Les scientifiques ignoraient jusqu’à présent l’origine évolutionnaire du placenta humain. Une équipe de recherche conduite par Julie Baker, une biologiste moléculaire de la Stanford University (Californie) vient d’en percer quelques secrets.
Le placenta humain ne se rencontre sous cette forme aussi complexe que chez les mammifères placentaires, appelés aussi mammifères euthériens, et il est constitué de l’embryon et de la muqueuse utérine de la mère. Un de ses rôles les plus fondamentaux est de permettre l’échange des substances contenues dans le sang de la mère et celui du fœtus, apportés par des canaux différents, sans jamais les mettre en contact direct, et ainsi apporter à l’embryon nutriments et dioxygène tout en évacuant les déchets (dioxyde de carbone, urée…).
Ces substances traversent la membrane dite hémato-placentaire, qui constitue une barrière efficace contre certains pathogènes. Par contre, les drogues, l’alcool, mais aussi les virus et certains parasites peuvent passer d’un organisme à l’autre et provoquer, dans certains cas, des malformations (retard de développement, retard mental, anomalies physiques).
Le placenta étant aussi présent, mais sous d’autres formes, chez d’autres animaux supérieurs (marsupiaux, requins), et même végétaux, il était évident que l’on pouvait remonter à une origine commune.

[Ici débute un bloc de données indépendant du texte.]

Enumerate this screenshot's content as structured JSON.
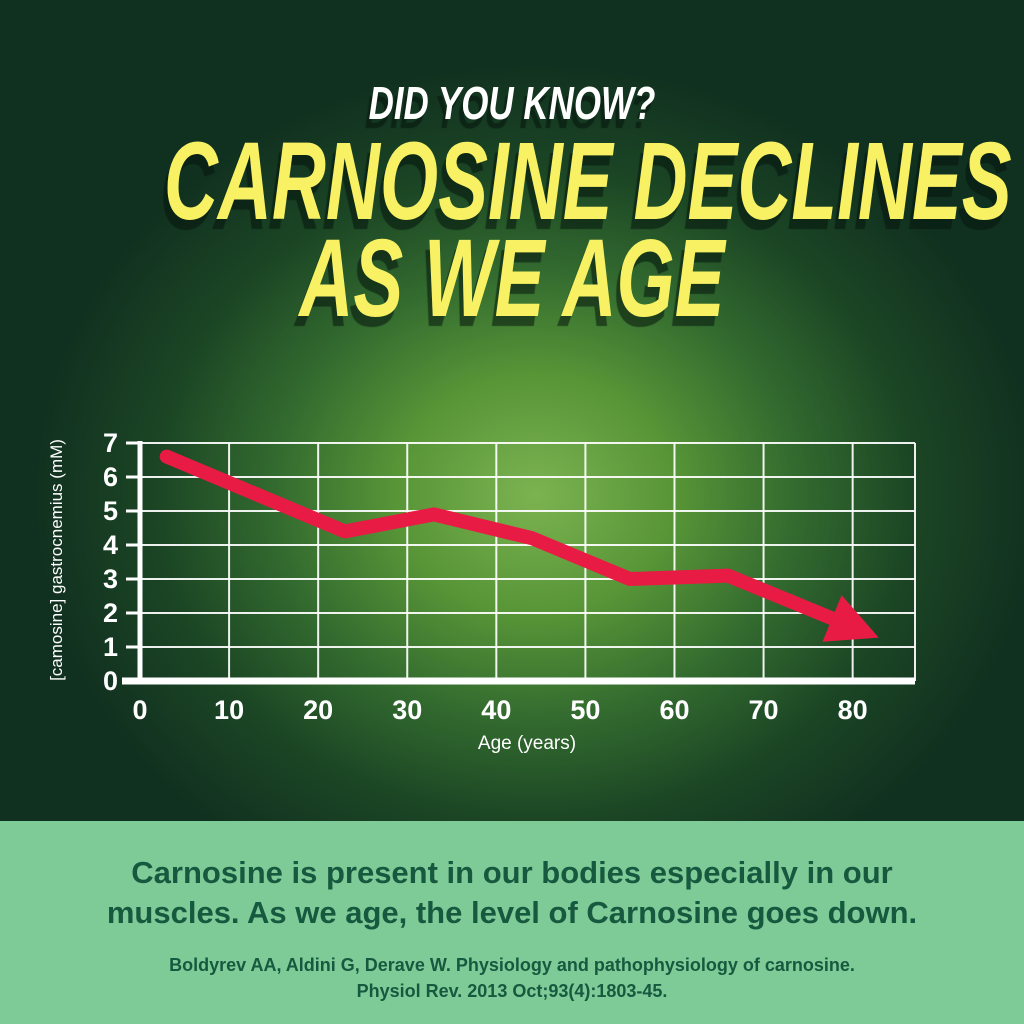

Cependant, assez curieusement, personne n’avait aucune idée quant à ses origines évolutionnaires, et c’est cette lacune que Julie Baker s’est attelée à combler. « J’étais enceinte de ma première fille, et je voulais vraiment en savoir plus à son sujet », déclare-t-elle.
Julie Baker. Crédit : Université Stanford (Californie)
Pour cela, elle a entrepris de déterminer quels gènes en particulier sont actifs dans les cellules placentaires tout au long de la grossesse. L’équipe a découvert que le placenta se développe en deux étapes distinctes. Durant la première période, qui s’étend approximativement du début de la grossesse jusqu’à environ la moitié du développement du fœtus, on remarque que les cellules activent principalement les gènes qui existent en commun entre l’homme et les reptiles ou les oiseaux.
Un perfectionnement « inventé » par les reptiles
Cette constatation suggère fortement que le placenta a commencé à évoluer lorsque les premiers mammifères ont trouvé de nouvelles fonctions à des gènes hérités des ancêtres reptiliens, d’où sont aussi issus les oiseaux. Par exemple, l’œuf actuel de leurs descendants, constitué de matière poreuse, comporte à l’intérieur une membrane qui laisse pénétrer l’oxygène de l’air afin de pouvoir être absorbé par l’embryon. Le placenta tel que nous le connaissons pourrait avoir évolué de tissus semblables, avant d’atteindre le niveau de complexité que nous lui connaissons.
La seconde étape est marquée par un changement génétiquement important, particulier à chaque espèce, alimentant des milliers de gènes qui n’avaient précédemment pas été activés. Ainsi par exemple, les rongeurs déclencheront des gènes spécifiques aux rongeurs, les singes déclencheront des gènes spécifiques aux singes. Chaque espèce utilisera ainsi l’ensemble de gènes dont il a besoin, explique Baker.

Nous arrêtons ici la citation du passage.